This is another opportunity to talk about the last question as well, in terms of the root causes of violence against women. One of the many root causes is how we socialize men and women and boys and girls.
This program, “Be More Than a Bystander: Break the Silence on Violence Against Women”, has B.C. Lions football players speaking to young men in high schools across the province. They're also doing public service announcements for us on T.V. and radio to try to get the vast majority of men who don't commit violence to begin speaking up to the minority who do. This is my favourite program after 31 years of working in the field. Women can talk to groups until we're completely exhausted, as many of us have, but men don't listen to women.
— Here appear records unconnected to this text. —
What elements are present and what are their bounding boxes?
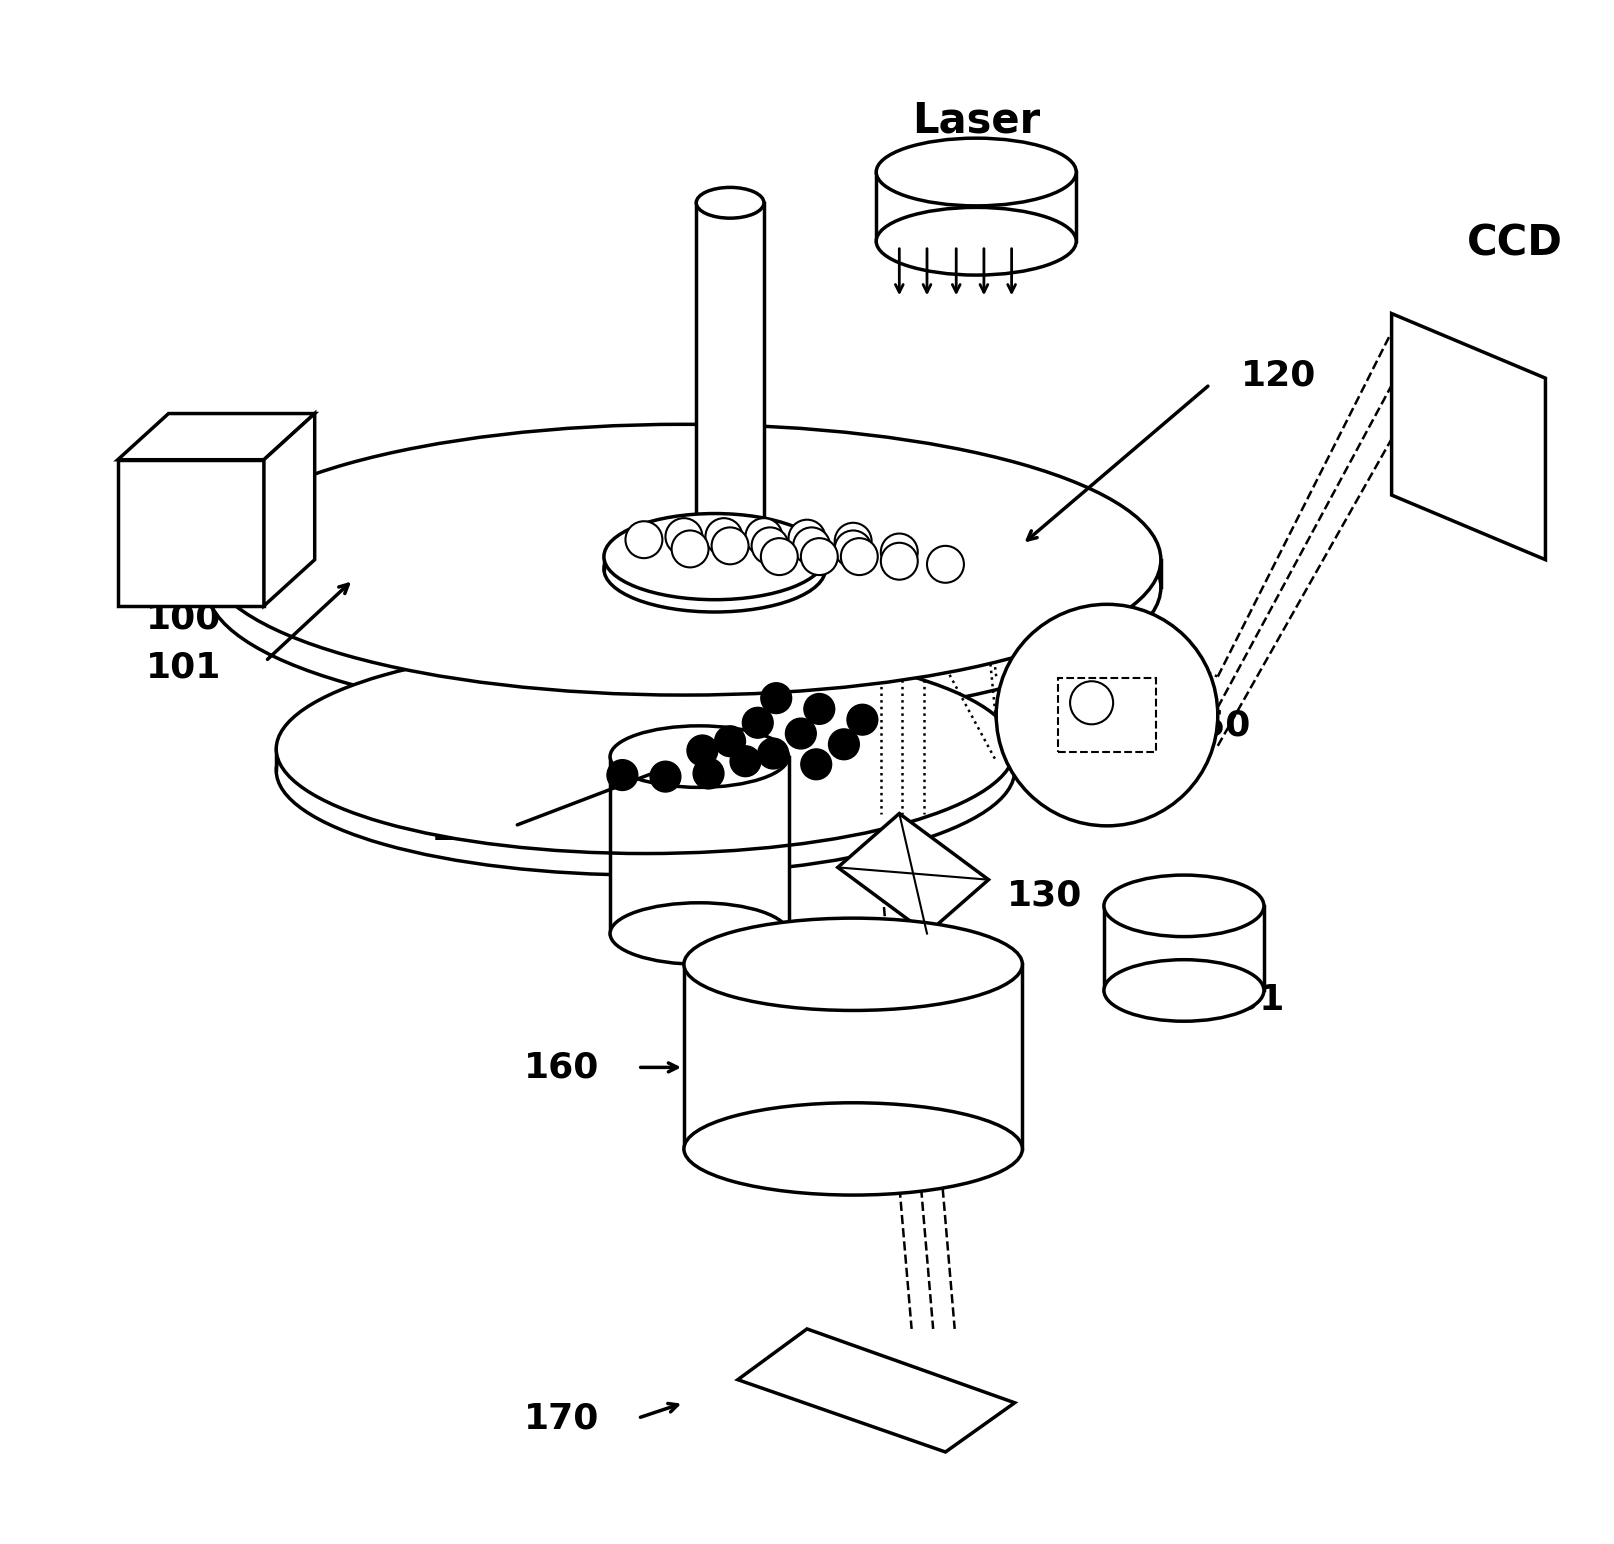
Polygon shape xyxy=(738,1329,1015,1451)
Polygon shape xyxy=(876,171,1077,241)
Circle shape xyxy=(801,749,831,780)
Polygon shape xyxy=(118,460,265,605)
Text: 101: 101 xyxy=(147,650,221,684)
Circle shape xyxy=(841,539,878,574)
Text: 121: 121 xyxy=(431,814,507,848)
Polygon shape xyxy=(684,965,1022,1149)
Ellipse shape xyxy=(996,604,1219,826)
Circle shape xyxy=(607,760,638,791)
Text: 160: 160 xyxy=(525,1050,599,1084)
Polygon shape xyxy=(610,757,789,934)
Circle shape xyxy=(742,707,773,738)
Ellipse shape xyxy=(876,137,1077,205)
Ellipse shape xyxy=(276,644,1015,854)
Circle shape xyxy=(665,519,702,556)
Circle shape xyxy=(692,758,725,789)
Text: Laser: Laser xyxy=(912,99,1041,141)
Circle shape xyxy=(792,528,830,564)
Circle shape xyxy=(757,738,789,769)
Ellipse shape xyxy=(696,534,763,564)
Circle shape xyxy=(834,531,872,567)
Circle shape xyxy=(801,539,838,574)
Circle shape xyxy=(789,520,825,557)
Circle shape xyxy=(881,534,918,570)
Ellipse shape xyxy=(1104,875,1264,937)
Polygon shape xyxy=(118,414,315,460)
Ellipse shape xyxy=(207,452,1160,723)
Circle shape xyxy=(834,523,872,559)
Ellipse shape xyxy=(604,527,825,611)
Text: 131: 131 xyxy=(1210,982,1285,1016)
Ellipse shape xyxy=(604,514,825,599)
Ellipse shape xyxy=(610,903,789,965)
Circle shape xyxy=(715,726,746,757)
Text: 130: 130 xyxy=(1007,879,1083,913)
Circle shape xyxy=(926,547,964,582)
Text: 120: 120 xyxy=(1241,358,1315,392)
Circle shape xyxy=(847,704,878,735)
Ellipse shape xyxy=(876,207,1077,275)
Circle shape xyxy=(760,539,797,574)
Text: CCD: CCD xyxy=(1467,222,1562,264)
Text: 150: 150 xyxy=(1177,709,1251,743)
Ellipse shape xyxy=(1104,960,1264,1021)
Circle shape xyxy=(712,528,749,564)
Text: 100: 100 xyxy=(147,601,221,635)
Polygon shape xyxy=(1391,313,1546,559)
Ellipse shape xyxy=(684,919,1022,1010)
Circle shape xyxy=(671,531,709,567)
Circle shape xyxy=(881,543,918,579)
Circle shape xyxy=(752,528,789,564)
Ellipse shape xyxy=(696,187,763,218)
Circle shape xyxy=(626,522,662,559)
Circle shape xyxy=(1070,681,1114,724)
Circle shape xyxy=(746,519,783,556)
Ellipse shape xyxy=(684,1102,1022,1195)
Circle shape xyxy=(705,519,742,556)
Circle shape xyxy=(730,746,760,777)
Polygon shape xyxy=(838,814,988,934)
Ellipse shape xyxy=(610,726,789,787)
Circle shape xyxy=(828,729,859,760)
Circle shape xyxy=(650,761,681,792)
Circle shape xyxy=(786,718,817,749)
Polygon shape xyxy=(265,414,315,605)
Ellipse shape xyxy=(207,425,1160,695)
Text: 170: 170 xyxy=(525,1400,599,1434)
Circle shape xyxy=(804,693,834,724)
Polygon shape xyxy=(696,202,763,550)
Ellipse shape xyxy=(276,665,1015,875)
Circle shape xyxy=(688,735,718,766)
Polygon shape xyxy=(1104,906,1264,990)
Circle shape xyxy=(760,682,791,713)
Men will listen to men.
I think we need to make violence against women as socially unacceptable as we have in focusing on smoking in anti-smoking campaigns and also as we've done in campaigns against drinking and driving. These are 30-year campaigns with multi-million dollar budgets in each province and territory, because we know that in trying to get people to quit smoking we're going to save money in health care down the road. It's the same thing with violence.
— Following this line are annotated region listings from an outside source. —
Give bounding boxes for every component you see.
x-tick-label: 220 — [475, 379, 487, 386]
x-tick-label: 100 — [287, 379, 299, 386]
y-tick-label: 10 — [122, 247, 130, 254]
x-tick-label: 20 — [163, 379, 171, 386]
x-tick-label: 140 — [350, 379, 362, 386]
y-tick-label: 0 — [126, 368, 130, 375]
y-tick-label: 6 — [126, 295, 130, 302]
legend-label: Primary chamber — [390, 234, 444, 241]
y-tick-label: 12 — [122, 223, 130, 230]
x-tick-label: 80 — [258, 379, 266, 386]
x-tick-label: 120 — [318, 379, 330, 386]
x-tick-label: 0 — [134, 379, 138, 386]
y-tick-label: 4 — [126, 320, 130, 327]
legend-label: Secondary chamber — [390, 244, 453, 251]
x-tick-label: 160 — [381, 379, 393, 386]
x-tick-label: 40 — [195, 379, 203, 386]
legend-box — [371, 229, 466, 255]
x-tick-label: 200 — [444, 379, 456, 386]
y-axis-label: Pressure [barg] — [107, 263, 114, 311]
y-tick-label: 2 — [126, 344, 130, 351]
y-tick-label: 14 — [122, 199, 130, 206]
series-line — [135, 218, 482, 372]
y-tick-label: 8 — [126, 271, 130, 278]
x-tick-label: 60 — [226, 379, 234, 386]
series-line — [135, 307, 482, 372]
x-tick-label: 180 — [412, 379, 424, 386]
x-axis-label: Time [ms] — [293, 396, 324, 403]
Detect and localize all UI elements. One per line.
If we try to get people to speak up and to change the scenario, instead of women suffering in silence.... As one of the women spoke about earlier, when she experienced violence, everybody around her knew what was going on and nobody said anything. I think that phenomenon has existed throughout our history. It's time to break the silence on violence against women and to make this everybody's issue, because it's not just a women's issue.
It's an incredible program that we're doing with the B.C. Lions. My hat goes off to Rona Ambrose, because she was the first of many funders and partners to step in and see the benefit of having CFL players—it's kind of counterintuitive, having these big guys do it—speaking up about violence against women. In the first two years of this program, we've reached 29,000 kids in person. Because of the PSAs and the bus shelter ad space we've been given by the City of Vancouver and the City of Surrey, our message was viewed 66 million times.